Der Studie zufolge verbringen Kinder von ihrer Geburt bis zum 17. Lebensjahr in Deutschland durchschnittlich etwa fünf Stunden täglich mit ihren Eltern. In diesem Zeitraum sinkt die Stundenzahl von circa elf auf ungefähr zwei Stunden pro Tag. Mit der Gestaltung dieser Zeit beeinflussen Eltern die Entwicklung ihrer Kinder maßgeblich. Die Ergebnisse der Studie zeigen hier deutliche Unterschiede zwischen bildungs- und einkommensstarken Familien auf der einen und sozioökonomisch benachteiligten Familien auf der anderen Seite.
Gemeinsam lesen und miteinander sprechen
Der Bildungsgrad der Eltern spielt insbesondere bei gemeinsamen Bildungs- und Lernaktivitäten eine Rolle, die in Familien mit akademischem Hintergrund deutlich mehr Raum einnehmen als in bildungsfernen Haushalten. 20 Minuten mehr am Tag verbringen Akademikerinnen und Akademiker mit ihren Kindern beim (Vor-)Lesen oder bei Gesprächen. Da die Werte für die übrigen untersuchten Aktivitäten in den beiden Gruppen nicht statistisch signifikant voneinander abwichen, führen die Forschenden die hier festgestellten Unterschiede auf das Bildungsniveau der Eltern zurück. Zu den Tätigkeiten, bei denen keine Abweichungen festzustellen waren, gehören Grundversorgung und haushaltsbezogene Betreuung, Begleitung, Wegezeiten und Organisation sowie Spiel-, Freizeit- und Sozialaktivitäten.

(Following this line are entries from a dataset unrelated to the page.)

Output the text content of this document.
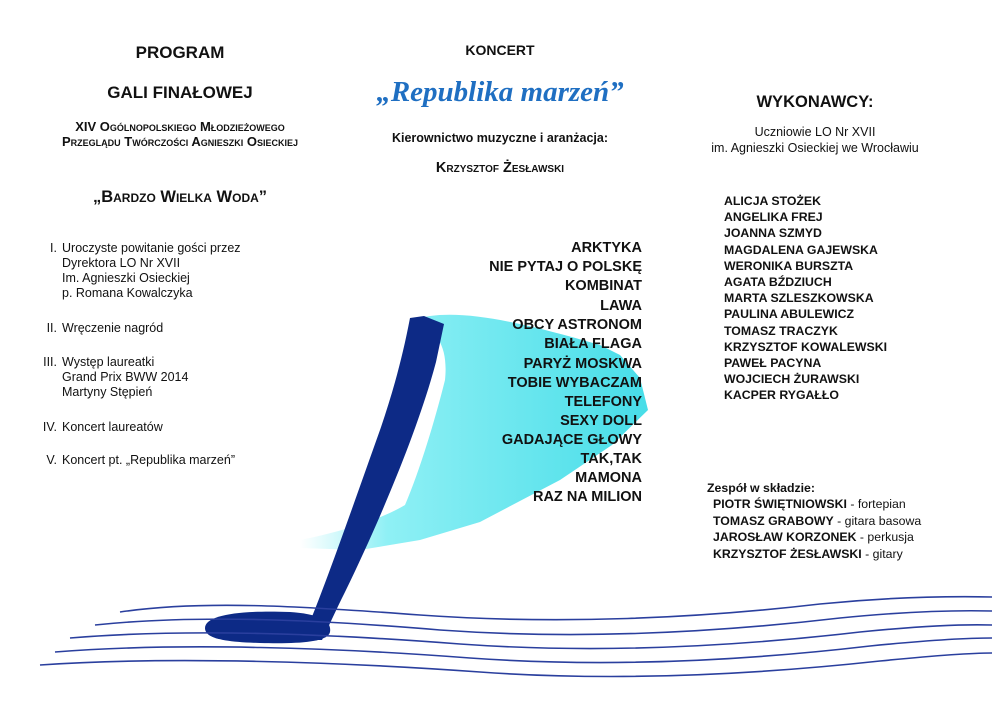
PROGRAM
GALI FINAŁOWEJ
XIV Ogólnopolskiego Młodzieżowego
Przeglądu Twórczości Agnieszki Osieckiej
„Bardzo Wielka Woda”
I. Uroczyste powitanie gości przez
Dyrektora LO Nr XVII
Im. Agnieszki Osieckiej
p. Romana Kowalczyka
II. Wręczenie nagród
III. Występ laureatki
Grand Prix BWW 2014
Martyny Stępień
IV. Koncert laureatów
V. Koncert pt. „Republika marzeń”
KONCERT
„Republika marzeń”
Kierownictwo muzyczne i aranżacja:
Krzysztof Żesławski
ARKTYKA
NIE PYTAJ O POLSKĘ
KOMBINAT
LAWA
OBCY ASTRONOM
BIAŁA FLAGA
PARYŻ MOSKWA
TOBIE WYBACZAM
TELEFONY
SEXY DOLL
GADAJĄCE GŁOWY
TAK,TAK
MAMONA
RAZ NA MILION
WYKONAWCY:
Uczniowie LO Nr XVII
im. Agnieszki Osieckiej we Wrocławiu
ALICJA STOŻEK
ANGELIKA FREJ
JOANNA SZMYD
MAGDALENA GAJEWSKA
WERONIKA BURSZTA
AGATA BŹDZIUCH
MARTA SZLESZKOWSKA
PAULINA ABULEWICZ
TOMASZ TRACZYK
KRZYSZTOF KOWALEWSKI
PAWEŁ PACYNA
WOJCIECH ŻURAWSKI
KACPER RYGAŁŁO
Zespół w składzie:
PIOTR ŚWIĘTNIOWSKI - fortepian
TOMASZ GRABOWY - gitara basowa
JAROSŁAW KORZONEK - perkusja
KRZYSZTOF ŻESŁAWSKI - gitary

Auch im Hinblick auf finanzielle Ausgaben sieht die Studie deutliche Unterschiede, die aus Bildungsgrad und Einkommen resultieren. Pro Kind geben Haushalte aus dem obersten Einkommensquartil für Nachhilfe, Bücher, Schreibwaren und außerschulische Aktivitäten fast dreimal so viel Geld aus wie Haushalte aus dem untersten Einkommensquartil. Hier beträgt die Differenz pro Kind ungefähr 40 Euro im Monat für Bücher und Schreibwaren, circa 37 Euro für außerschulische Aktivitäten und etwa drei Euro für Nachhilfe. Zu den außerschulischen Aktivitäten gehören Sport-, Musik-, Kunst- oder Theaterkurse sowie Jugend- oder Freizeitgruppen.
Vor diesem Hintergrund plädieren die Verfasserinnen der Studie für eine Stärkung des Bildungsortes Familie. So sollten Informationsbarrieren und Umsetzungsprobleme abgebaut und elterliche Bildungsinvestitionen möglichst früh unterstützt werden, um die Entwicklung der Kinder gerade in den frühen Lebensjahren zu fördern.